Senate Minority Leader Mitch McConnell and House Minority Leader Kevin McCarthy told reporters earlier this month that they told the President they’re not willing to budge on the 2017 tax cuts signed into law by Trump, calling the issue the GOP’s “red line.”
Psaki said Friday the counterproposal reflects the White House’s view that the Republican offer excluded key components that they consider critical to rebuilding the nation’s infrastructure.
“The counteroffer also reflects our view that the Republican offer excludes entirely some proposals that are key to our competitiveness, key to investments in clean energy and industries of the future and rebuilding our workforce, including critical investments in our power sector, building and construction, workforce training, veterans hospital construction, and the care economy,” White House press secretary Jen Psaki told reporters Friday.
Psaki continued: “So we push for increased funding levels for critical transportation infrastructure like rail, especially considering China’s level of investment in such projects, as well as the elimination of lead pipes that poisoned drinking water and resilience projects as extreme weather events, as we’ve seen around the country, continue to become more common as a result of climate change.”
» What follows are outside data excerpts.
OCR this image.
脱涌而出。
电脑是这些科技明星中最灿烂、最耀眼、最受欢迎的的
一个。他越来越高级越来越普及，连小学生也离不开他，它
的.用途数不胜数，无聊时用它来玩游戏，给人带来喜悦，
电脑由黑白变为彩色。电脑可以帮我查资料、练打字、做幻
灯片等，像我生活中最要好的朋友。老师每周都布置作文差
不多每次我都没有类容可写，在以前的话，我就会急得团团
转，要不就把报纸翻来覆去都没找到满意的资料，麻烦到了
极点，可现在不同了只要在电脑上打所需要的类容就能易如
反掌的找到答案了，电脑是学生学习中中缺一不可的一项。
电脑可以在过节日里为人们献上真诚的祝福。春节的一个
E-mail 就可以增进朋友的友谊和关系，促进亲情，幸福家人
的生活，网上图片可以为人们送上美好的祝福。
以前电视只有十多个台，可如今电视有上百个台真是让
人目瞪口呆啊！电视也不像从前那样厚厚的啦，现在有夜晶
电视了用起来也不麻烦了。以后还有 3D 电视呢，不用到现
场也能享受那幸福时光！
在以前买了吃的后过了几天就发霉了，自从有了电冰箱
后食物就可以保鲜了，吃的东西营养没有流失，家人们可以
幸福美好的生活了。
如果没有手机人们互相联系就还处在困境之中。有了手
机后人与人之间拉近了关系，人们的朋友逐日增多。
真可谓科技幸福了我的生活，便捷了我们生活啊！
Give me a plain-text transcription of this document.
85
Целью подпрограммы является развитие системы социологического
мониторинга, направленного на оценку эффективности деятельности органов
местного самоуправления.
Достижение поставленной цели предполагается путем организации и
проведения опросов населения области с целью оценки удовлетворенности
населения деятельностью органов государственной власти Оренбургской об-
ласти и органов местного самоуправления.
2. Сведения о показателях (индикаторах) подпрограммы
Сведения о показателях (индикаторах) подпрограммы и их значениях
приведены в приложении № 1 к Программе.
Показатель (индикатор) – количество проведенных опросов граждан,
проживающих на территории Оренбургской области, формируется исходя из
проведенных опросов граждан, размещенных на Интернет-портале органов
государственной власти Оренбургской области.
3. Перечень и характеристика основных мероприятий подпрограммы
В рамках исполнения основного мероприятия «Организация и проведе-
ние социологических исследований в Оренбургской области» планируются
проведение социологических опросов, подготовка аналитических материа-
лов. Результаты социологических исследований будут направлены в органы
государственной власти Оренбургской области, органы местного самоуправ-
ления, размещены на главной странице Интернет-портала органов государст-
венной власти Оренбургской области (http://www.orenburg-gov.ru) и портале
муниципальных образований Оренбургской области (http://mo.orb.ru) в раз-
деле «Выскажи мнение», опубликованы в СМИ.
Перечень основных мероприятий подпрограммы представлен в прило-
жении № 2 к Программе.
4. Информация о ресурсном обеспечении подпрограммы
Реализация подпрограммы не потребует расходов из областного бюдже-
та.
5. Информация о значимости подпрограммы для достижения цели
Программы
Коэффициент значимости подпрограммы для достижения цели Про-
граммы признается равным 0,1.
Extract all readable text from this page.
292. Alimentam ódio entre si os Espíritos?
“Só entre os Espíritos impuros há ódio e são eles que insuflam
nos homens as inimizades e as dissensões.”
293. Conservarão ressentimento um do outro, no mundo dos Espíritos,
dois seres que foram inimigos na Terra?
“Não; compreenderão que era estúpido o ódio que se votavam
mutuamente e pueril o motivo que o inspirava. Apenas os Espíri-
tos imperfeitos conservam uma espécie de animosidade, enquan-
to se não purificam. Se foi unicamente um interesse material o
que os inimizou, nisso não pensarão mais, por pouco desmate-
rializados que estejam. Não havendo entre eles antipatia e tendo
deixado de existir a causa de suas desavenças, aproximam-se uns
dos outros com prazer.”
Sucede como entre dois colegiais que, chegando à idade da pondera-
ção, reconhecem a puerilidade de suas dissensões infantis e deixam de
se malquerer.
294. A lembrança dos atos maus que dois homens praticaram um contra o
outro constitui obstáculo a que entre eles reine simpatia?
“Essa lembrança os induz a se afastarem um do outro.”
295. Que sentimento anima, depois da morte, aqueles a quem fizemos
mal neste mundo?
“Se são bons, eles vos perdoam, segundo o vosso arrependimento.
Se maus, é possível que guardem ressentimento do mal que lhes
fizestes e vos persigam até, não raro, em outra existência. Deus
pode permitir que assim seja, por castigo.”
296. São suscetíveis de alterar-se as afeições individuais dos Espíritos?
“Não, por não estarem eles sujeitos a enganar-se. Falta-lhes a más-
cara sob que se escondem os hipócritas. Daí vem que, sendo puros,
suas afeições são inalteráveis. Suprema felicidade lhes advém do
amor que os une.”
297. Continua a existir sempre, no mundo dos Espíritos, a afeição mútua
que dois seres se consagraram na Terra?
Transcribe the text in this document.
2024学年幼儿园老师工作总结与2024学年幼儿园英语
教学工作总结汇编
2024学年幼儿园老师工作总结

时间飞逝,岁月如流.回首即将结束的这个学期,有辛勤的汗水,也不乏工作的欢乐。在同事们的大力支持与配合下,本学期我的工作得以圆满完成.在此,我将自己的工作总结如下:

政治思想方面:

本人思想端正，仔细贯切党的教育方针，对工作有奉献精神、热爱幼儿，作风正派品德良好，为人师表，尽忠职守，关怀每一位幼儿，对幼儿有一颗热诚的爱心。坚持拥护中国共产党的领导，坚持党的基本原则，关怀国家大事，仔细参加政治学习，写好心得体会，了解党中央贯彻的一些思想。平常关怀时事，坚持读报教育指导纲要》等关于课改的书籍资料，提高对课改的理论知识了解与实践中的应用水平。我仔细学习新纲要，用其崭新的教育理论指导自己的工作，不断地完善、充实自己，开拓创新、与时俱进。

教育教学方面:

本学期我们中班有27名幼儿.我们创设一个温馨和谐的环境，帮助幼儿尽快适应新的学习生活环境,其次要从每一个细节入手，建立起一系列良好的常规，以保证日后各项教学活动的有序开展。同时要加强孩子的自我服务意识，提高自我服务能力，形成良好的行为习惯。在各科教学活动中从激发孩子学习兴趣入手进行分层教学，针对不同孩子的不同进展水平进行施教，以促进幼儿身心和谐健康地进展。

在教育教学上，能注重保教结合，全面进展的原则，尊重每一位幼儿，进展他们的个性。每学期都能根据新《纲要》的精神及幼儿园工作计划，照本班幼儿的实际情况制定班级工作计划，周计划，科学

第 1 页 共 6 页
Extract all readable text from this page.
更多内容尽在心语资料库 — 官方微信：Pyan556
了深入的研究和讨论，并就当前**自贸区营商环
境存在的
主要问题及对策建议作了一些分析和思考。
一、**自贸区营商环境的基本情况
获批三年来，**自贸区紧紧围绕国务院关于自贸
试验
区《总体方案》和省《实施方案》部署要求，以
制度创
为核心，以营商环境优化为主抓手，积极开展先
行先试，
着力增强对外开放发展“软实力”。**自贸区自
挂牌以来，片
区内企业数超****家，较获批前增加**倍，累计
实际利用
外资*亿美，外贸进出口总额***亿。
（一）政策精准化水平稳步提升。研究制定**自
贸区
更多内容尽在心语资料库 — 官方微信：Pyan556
The counter-offer makes clear Biden’s decision to take a key element of his proposal out of the talks — the research and development, manufacturing and supply chain piece — meant that Republicans needed to open the door to the $400 billion in home care and disability services Biden included in his initial proposal.
“Because the President is taking off the table for purposes of these negotiations a significant category of investment that you have argued is not infrastructure, he believes fairness dictates that you consider investments in areas that he believes are vital but are not currently included in your Roadmap,” the document says.
It also makes clear any Republican counter effort should include tangible increases in spending levels for areas Republicans do agree should be included in the proposal, including money for transit, rail and electric vehicles and the elimination of lead pipes.
Biden’s initial proposal would have invested $100 billion in order to give every American access to affordable, reliable and high-speed broadband. The proposal would build a high-speed broadband infrastructure in order to reach 100% coverage across the nation and would aim to promote transparency and competition among internet providers.
This story has been updated with additional reporting Saturday.